Trovai  i miei nella mia stanza al mio ritorno. Non avevano tolto nemmeno i giubbotti.

Ciao, dissero. Ciao, risposi.

È ora di andare.

 

Sulle scale mobili iniziai a pensare, l’unica cosa che non mi era concessa. Pensai alle cose che avevo lasciato nella mia stanza: pensai alla dispensa aperta a pag.128 per l’esame di Storia. Ai soldi nella cassetta di sicurezza nascosta nel cassetto della biancheria, al giorno passato che avevo dimenticato di sbarrare sul calendario della scrivania. Arrivai a pensare agli indumenti sporchi lasciati nella borsa accanto al termosifone quando mio padre mi svegliò. Eravamo arrivati a casa: mio fratello mi guardava con aria grave ed un sorriso quasi colpevole. Mi nascosi nell’incavo della sua spalla per non piangere. Lo strinsi forte per farci sentire più forti, mi guardai bene dal farmi scoprire nervosa. Era ora di iniziare a svuotarsi di tutto.

 

Il 30 Ottobre alle quattro del pomeriggio papà imboccò il sentiero che conduceva a quella che sarebbe stata la nostra nuova casa. Ma per me non era nuova. Io la vedevo continuamente nei miei sogni, entravo all’infinito nella sala ampia e rustica e polverosa e accogliente. I cancelli sepolti dai rampicanti, le entrate seminascoste, il bosco che si chiudeva attorno alla casa e che la sommergeva, spingendola sempre di più nel sottosuolo. E poi, attorno, tutto il resto. No, non era una prigione, era una protezione. L’aveva progettata mio fratello, l’aveva rinnovata lui. E la sua conoscenza non aveva punti deboli, in merito.  A lui e a lui solo dovemmo la nostra salvezza: e non solo fisica.

 

Passarono i mesi.

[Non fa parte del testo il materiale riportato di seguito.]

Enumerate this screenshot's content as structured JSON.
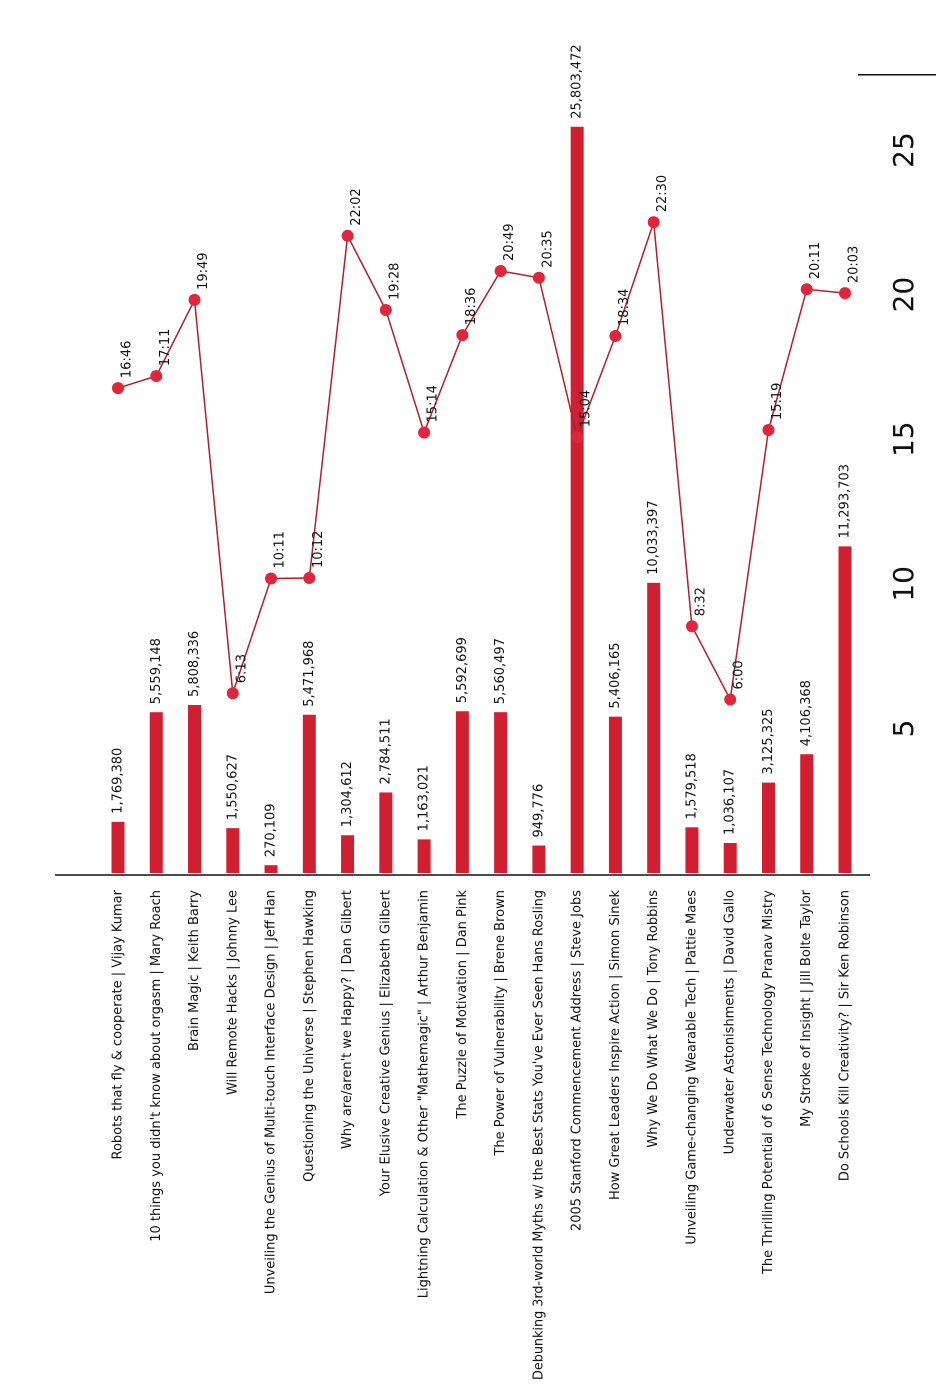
{
  "chart_data": {
    "type": "bar",
    "categories": [
      "Robots that fly & cooperate | Vijay Kumar",
      "10 things you didn't know about orgasm | Mary Roach",
      "Brain Magic | Keith Barry",
      "Will Remote Hacks | Johnny Lee",
      "Unveiling the Genius of Multi-touch Interface Design | Jeff Han",
      "Questioning the Universe | Stephen Hawking",
      "Why are/aren't we Happy? | Dan Gilbert",
      "Your Elusive Creative Genius | Elizabeth Gilbert",
      "Lightning Calculation & Other \"Mathemagic\" | Arthur Benjamin",
      "The Puzzle of Motivation | Dan Pink",
      "The Power of Vulnerability | Brene Brown",
      "Debunking 3rd-world Myths w/ the Best Stats You've Ever Seen Hans Rosling",
      "2005 Stanford Commencement Address | Steve Jobs",
      "How Great Leaders Inspire Action | Simon Sinek",
      "Why We Do What We Do | Tony Robbins",
      "Unveiling Game-changing Wearable Tech | Pattie Maes",
      "Underwater Astonishments | David Gallo",
      "The Thrilling Potential of 6 Sense Technology Pranav Mistry",
      "My Stroke of Insight | Jill Bolte Taylor",
      "Do Schools Kill Creativity? | Sir Ken Robinson"
    ],
    "series": [
      {
        "type": "bar",
        "color": "#d01f30",
        "values": [
          1.76938,
          5.559148,
          5.808336,
          1.550627,
          0.270109,
          5.471968,
          1.304612,
          2.784511,
          1.163021,
          5.592699,
          5.560497,
          0.949776,
          25.803472,
          5.406165,
          10.033397,
          1.579518,
          1.036107,
          3.125325,
          4.106368,
          11.293703
        ],
        "value_labels": [
          "1,769,380",
          "5,559,148",
          "5,808,336",
          "1,550,627",
          "270,109",
          "5,471,968",
          "1,304,612",
          "2,784,511",
          "1,163,021",
          "5,592,699",
          "5,560,497",
          "949,776",
          "25,803,472",
          "5,406,165",
          "10,033,397",
          "1,579,518",
          "1,036,107",
          "3,125,325",
          "4,106,368",
          "11,293,703"
        ]
      },
      {
        "type": "line",
        "color": "#b21f2d",
        "marker_color": "#e0263a",
        "values": [
          16.767,
          17.183,
          19.817,
          6.217,
          10.183,
          10.2,
          22.033,
          19.467,
          15.233,
          18.6,
          20.817,
          20.583,
          15.067,
          18.567,
          22.5,
          8.533,
          6.0,
          15.317,
          20.183,
          20.05
        ],
        "value_labels": [
          "16:46",
          "17:11",
          "19:49",
          "6:13",
          "10:11",
          "10:12",
          "22:02",
          "19:28",
          "15:14",
          "18:36",
          "20:49",
          "20:35",
          "15:04",
          "18:34",
          "22:30",
          "8:32",
          "6:00",
          "15:19",
          "20:11",
          "20:03"
        ]
      }
    ],
    "ylim": [
      0,
      27.6
    ],
    "yticks": [
      5,
      10,
      15,
      20,
      25
    ]
  }
}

Ce la cavammo. Il mondo, fuori, si spegneva. Le nostre giornate diluivano il tempo e i muri spessi filtravano ogni dolore: dalla mia stanza guardavo fuori, attraverso gli spessi vetri, e le nuvole grigie mi rimandavano l’apatia e l’immobilità dei miei pensieri.

In cucina mamma lavava la verdura, papà accatastava la legna nella taverna, mio fratello potenziava le difese attorno alla casa: io pensavo a quanti amici ormai dovevo aver perso e mi accorsi disperatamente che in quella casa non ci sarebbe mancato, ne poteva mancarci alcunché, tranne che la vita.

 

 

***

Note: è davvero davvero la trascrizione di due sogni. Probabilmente tutta colpa dei film che vedo con mio fratello, e dei libri che leggiamo - e che gli regalo, sia chiaro. Troppi troppi troppi zombie. Ma questa roba qui mi ossessionava davvero: ho fatto due volte questo sogno; i miei che mi venivano a prendere placidi e seri, e io che guardavo la stazione dall'alto delle scale mobili. Questa storia è davvero una pura fantasia: prendetela così com'è.